Understanding the difference between Encoding and Compression in practical way
Hi
I wanted to understand the difference Encoding and Compression in practical way i.e.wanted to understand how it works. Any help will be highly appreciated.
Any help will be highly appreciated
Thank You
Ujjwal Rana
0
Comments
To simply that i would say :
Encoding - is comprision based on the data distibution ,and similarity
Comprision - simple binary comprision without take in advance the type of the data .
Vertica can filter data on top of encoding data , however he must uncompress the data befor he able to filter data
Thanks
Hi Eli
Can you give me one query based example for ENCODING and COMPRESSION
With Regards
Ujjwal
Sure , Let’s take the DELTAVAL as an example:
Vertica definition for DELTAVAL is “data is recorded as a difference from the smallest value in the data block” - let assumes your data block include sequential continues number .
let say , your data block include the below list of values :
1000,1004,1007,1008,1009 , with DELTAVAL Vertica will store something like this -> 1000, 4,3,1,1 , you can see it as kind of compression , but its not binary compression its more of applicable compression .
On top this applicable compression , Vertica will used its internal binary compression (binary compression can be gzip ) , at the end you end up with two layers of compression that provide very good compression ratio .
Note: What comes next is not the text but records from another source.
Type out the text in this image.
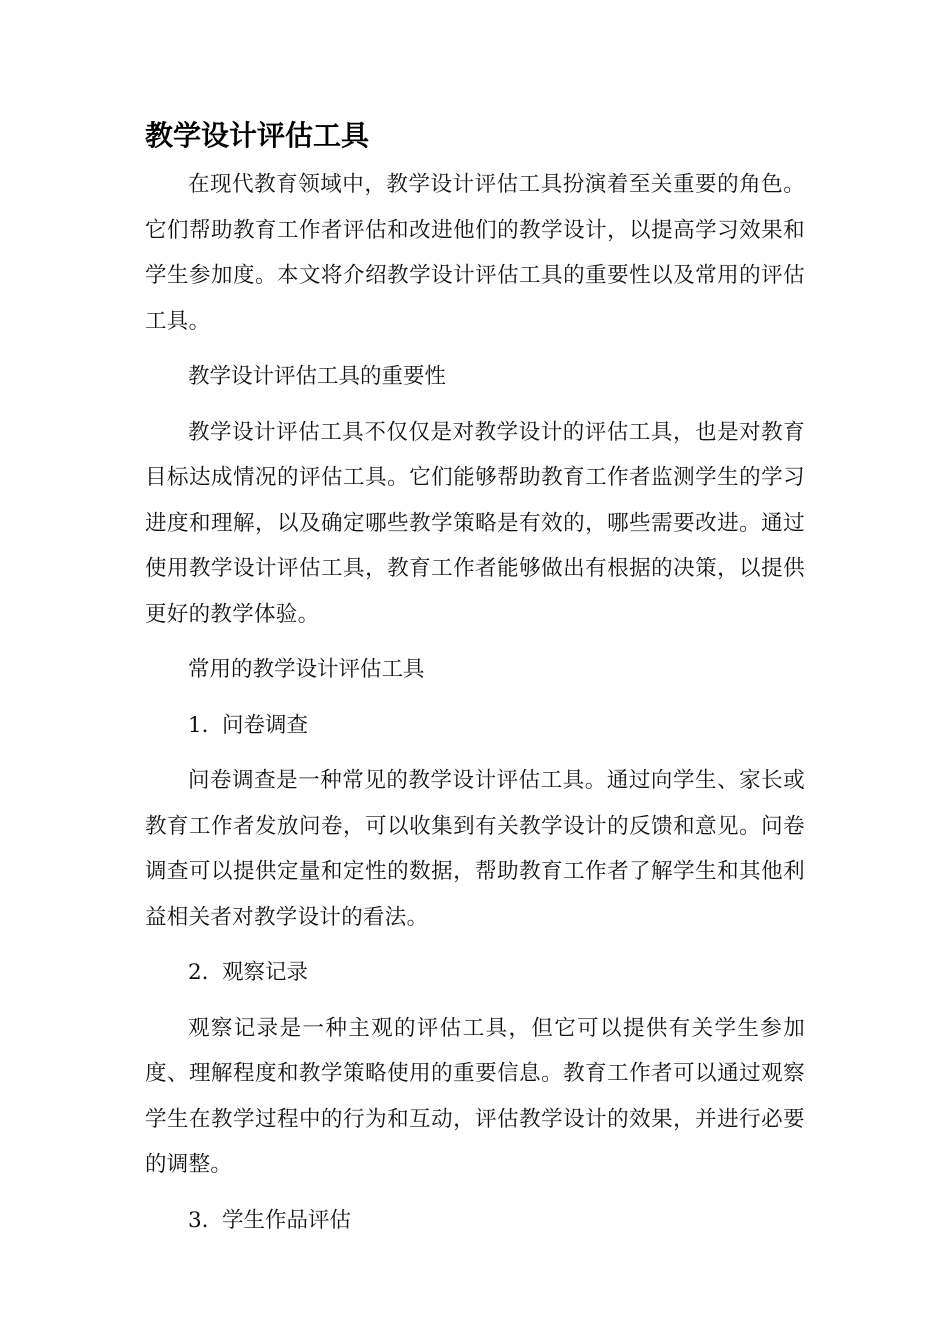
教学设计评估工具

在现代教育领域中，教学设计评估工具扮演着至关重要的角色。它们帮助教育工作者评估和改进他们的教学设计，以提高学习效果和学生参加度。本文将介绍教学设计评估工具的重要性以及常用的评估工具。

教学设计评估工具的重要性

教学设计评估工具不仅仅是对教学设计的评估工具，也是对教育目标达成情况的评估工具。它们能够帮助教育工作者监测学生的学习进度和理解，以及确定哪些教学策略是有效的，哪些需要改进。通过使用教学设计评估工具，教育工作者能够做出有根据的决策，以提供更好的教学体验。

常用的教学设计评估工具

1. 问卷调查

问卷调查是一种常见的教学设计评估工具。通过向学生、家长或教育工作者发放问卷，可以收集到有关教学设计的反馈和意见。问卷调查可以提供定量和定性的数据，帮助教育工作者了解学生和其他利益相关者对教学设计的看法。

2. 观察记录

观察记录是一种主观的评估工具，但它可以提供有关学生参加度、理解程度和教学策略使用的重要信息。教育工作者可以通过观察学生在教学过程中的行为和互动，评估教学设计的效果，并进行必要的调整。

3. 学生作品评估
In the query time , Vertica is able to know in which block the data is to be exists and able to decompress from binary mode only the relevant blocks needed for the query , in addition part of the execution operators can still run on the encoded data . So getting good compression and optimized query execution in both hands
I hope its more clear now
Thanks
Predicates on columns whose data is encoded in certain formats, such as run-length encoding, can be applied directly on the encoded data, thus bypassing the overhead of decompression and reducing the quantity of data to be copied and processed through the joins. This is particularly advantageous for low cardinality columns that are encoded.